Из спальни речным черным льдом глядело большое, будто венецианское, зеркало – отражало гул и праздник, охраняло двух спящих – худенькую девочку и маленького мальчика, свернувшихся вместе, в один мерзнущий ознобный клубок, как два котенка, на одной кровати. Девочка была худа, уж слишком тоща; ее никак нельзя было назвать матерью; и все же это была мать спящего мальчика.
И ее звали Маргарита.
– Маргарита, ― сказал Коля, и его вкусные розовые, нежные губы поморщились, будто он захотел заплакать или кого-то крошечного, жалобного – поцеловать.
Нина, с бокалом шампанского в руке, стояла около елки.
Не замечала, как колючая черная ветка изловчилась и впилась ей в голый локоть.
Крепдешиновое платье, нежно-розовое, все в мелких рассыпанных красных розах. Розы собираются в складки, падают шелковыми, блестящими сгибами. Над плечами – буфы. Кто ж в летнем платье Новый год встречает? И в комнате холодно. Топят плохо. За окном – лютый мороз. Пурга до небес. Волки воют в лесах. Вологда, маленькая деревянная лодчонка, со свечами еще живых, неубитых церквушек, среди черных волн необъятных северных лесов. Плывет, качается.
И они в ней – плывут, и качаются вместе с ней.
Нина поймала взгляд Николая. Он увидел шелковую бледность ее щек. Куда саянский румянец делся. Он все шутил: «Румяные щечки на красной санаторной икре наела?!»
Плотно, властно прикрыл дверь в спальню. Чтобы ни один возглас не проник. Ни один шумок, свист и визг.
– Нина, ― к елке шагнул.
Нина попятилась, а сзади была елка, и пятиться было некуда.
Так и стояла – беспомощно, с расставленными руками, в одной руке бокал, пальцы другой растопырены, воздух ловят, а кто-то уже ставит модную пластинку на бегущий круг патефона, и поет, поет воздушный голос Клавдии Шульженко: «Синенький скромный платочек падал, опущенный с плеч!» ― и кто-то кричит: «Ребята, ребята, танцевать, танцевать! Вальс!» ― а Нина стоит, хвоя колет ей спину через тонкий шелк, и вспыхивают на елке игрушки одна за другой: стеклянный розовый фонарь, картонный мухомор, серебряный белый медведь, изумрудные цепочки и рубиновые бусы, и загораются гирлянды – все лампочки горят, а одна погасла, ― и теплятся живые свечи, это хулиган Корбаков понатыкал, настоящие, из церковного темного воска, ― и, наконец, бьет по глазам огромная золотая звезда на верхушке: жаль, что не красная. И Нина поворачивает голову, и Коля смотрит на ее профиль: гордый, царский. А глазки такие ласковые, ясные.

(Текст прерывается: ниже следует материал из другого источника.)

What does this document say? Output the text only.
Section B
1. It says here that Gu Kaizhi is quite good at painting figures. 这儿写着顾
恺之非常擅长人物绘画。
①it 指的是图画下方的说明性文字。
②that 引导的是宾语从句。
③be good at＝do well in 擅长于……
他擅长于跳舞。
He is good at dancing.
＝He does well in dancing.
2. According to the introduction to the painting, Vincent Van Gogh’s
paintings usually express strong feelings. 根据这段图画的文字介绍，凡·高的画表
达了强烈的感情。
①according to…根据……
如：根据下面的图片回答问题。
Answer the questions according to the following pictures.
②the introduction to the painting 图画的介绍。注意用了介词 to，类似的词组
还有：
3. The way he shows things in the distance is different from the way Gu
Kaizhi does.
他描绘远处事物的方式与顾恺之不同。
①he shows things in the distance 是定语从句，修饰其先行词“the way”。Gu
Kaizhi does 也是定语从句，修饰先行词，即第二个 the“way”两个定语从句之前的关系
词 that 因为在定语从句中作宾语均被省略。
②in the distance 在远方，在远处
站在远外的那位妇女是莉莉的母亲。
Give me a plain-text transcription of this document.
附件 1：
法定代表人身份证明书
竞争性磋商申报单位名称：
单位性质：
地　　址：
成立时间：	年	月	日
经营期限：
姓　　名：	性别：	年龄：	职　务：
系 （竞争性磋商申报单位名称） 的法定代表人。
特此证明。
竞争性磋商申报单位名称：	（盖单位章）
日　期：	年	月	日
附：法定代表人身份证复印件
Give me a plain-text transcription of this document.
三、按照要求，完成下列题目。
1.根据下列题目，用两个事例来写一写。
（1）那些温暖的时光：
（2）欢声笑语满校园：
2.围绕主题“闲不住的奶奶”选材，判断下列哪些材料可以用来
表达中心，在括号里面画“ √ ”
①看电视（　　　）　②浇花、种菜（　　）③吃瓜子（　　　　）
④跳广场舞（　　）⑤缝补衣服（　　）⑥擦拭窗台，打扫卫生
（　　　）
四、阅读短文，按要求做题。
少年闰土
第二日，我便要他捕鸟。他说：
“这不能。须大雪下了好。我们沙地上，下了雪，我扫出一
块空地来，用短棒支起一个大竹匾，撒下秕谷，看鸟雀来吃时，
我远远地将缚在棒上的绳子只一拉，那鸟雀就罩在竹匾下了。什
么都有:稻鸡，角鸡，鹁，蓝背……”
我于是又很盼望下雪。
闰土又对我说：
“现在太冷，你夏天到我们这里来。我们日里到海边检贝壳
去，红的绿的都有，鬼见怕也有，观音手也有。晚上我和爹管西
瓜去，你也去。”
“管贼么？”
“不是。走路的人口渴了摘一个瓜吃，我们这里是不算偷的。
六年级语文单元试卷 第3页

Он берет из дрожащей руки бокал и ставит на стол. А то еще швырнет в гневе, в ревности, об стену разобьет.
Валентина все видит. Узкими стали ее глаза. Смеется надменный, смоляной прищур. Ногу на ногу Валя кладет. Добывает из кармана складчатой широкой юбки золоченый портсигар. Откидывает крышку. Берет сигаретку. Галантный Марк Вороно подносит не спичку – зажигалку: ого, «Zippo»! На черном рынке, франт, купил; и наверняка трофейная.
Туфли на высоченных каблуках. Неудобно в таких танцевать. Или, напротив, удобно?
Мишка Волгин сдвигает каблуки. Офицерский китель выблескивает под громоздкой, с пятью хрустальными рожками, люстрой всеми медалями и орденами.
Орден за Москву. Медаль за освобождение Ленинграда. За взятие Варшавы. За взятие Берлина. Валька, ты дура круглая будешь, если за меня, такого хорошего и бравого, не пойдешь.
Темная юбка отлетает вбок. Шифоновая кофта пахнет розами. Женщины – это розы, это цветы. Валя – роза с шипами. Как ни старайся, Волгин, как ни вальсируй искусно, не удержишь, пальцы все обколешь.
– Ты говорила, что не забудешь… ласковых, радостных встре-е-еч! ― закатив глаза, подпевал Шульженко уже крепко хмельной Митя Суровцев, художник.
Две актрисы драмтеатра, узрев, что Валя курит, притулились в уголочке за елкой, распахнули форточку и тоже закурили, перехихикиваясь и перешептываясь.
– Нина, ― говорит Коля тихо, совсем тихо. Шаг, вот она совсем близко. Отводит голову. Гладкая щека. Жемчуг клипсы кусает мочку уха. В ярком праздничном свете виден легкий, невесомый, как иней, пушок на щеке. ― Ниночка. Ну что ты.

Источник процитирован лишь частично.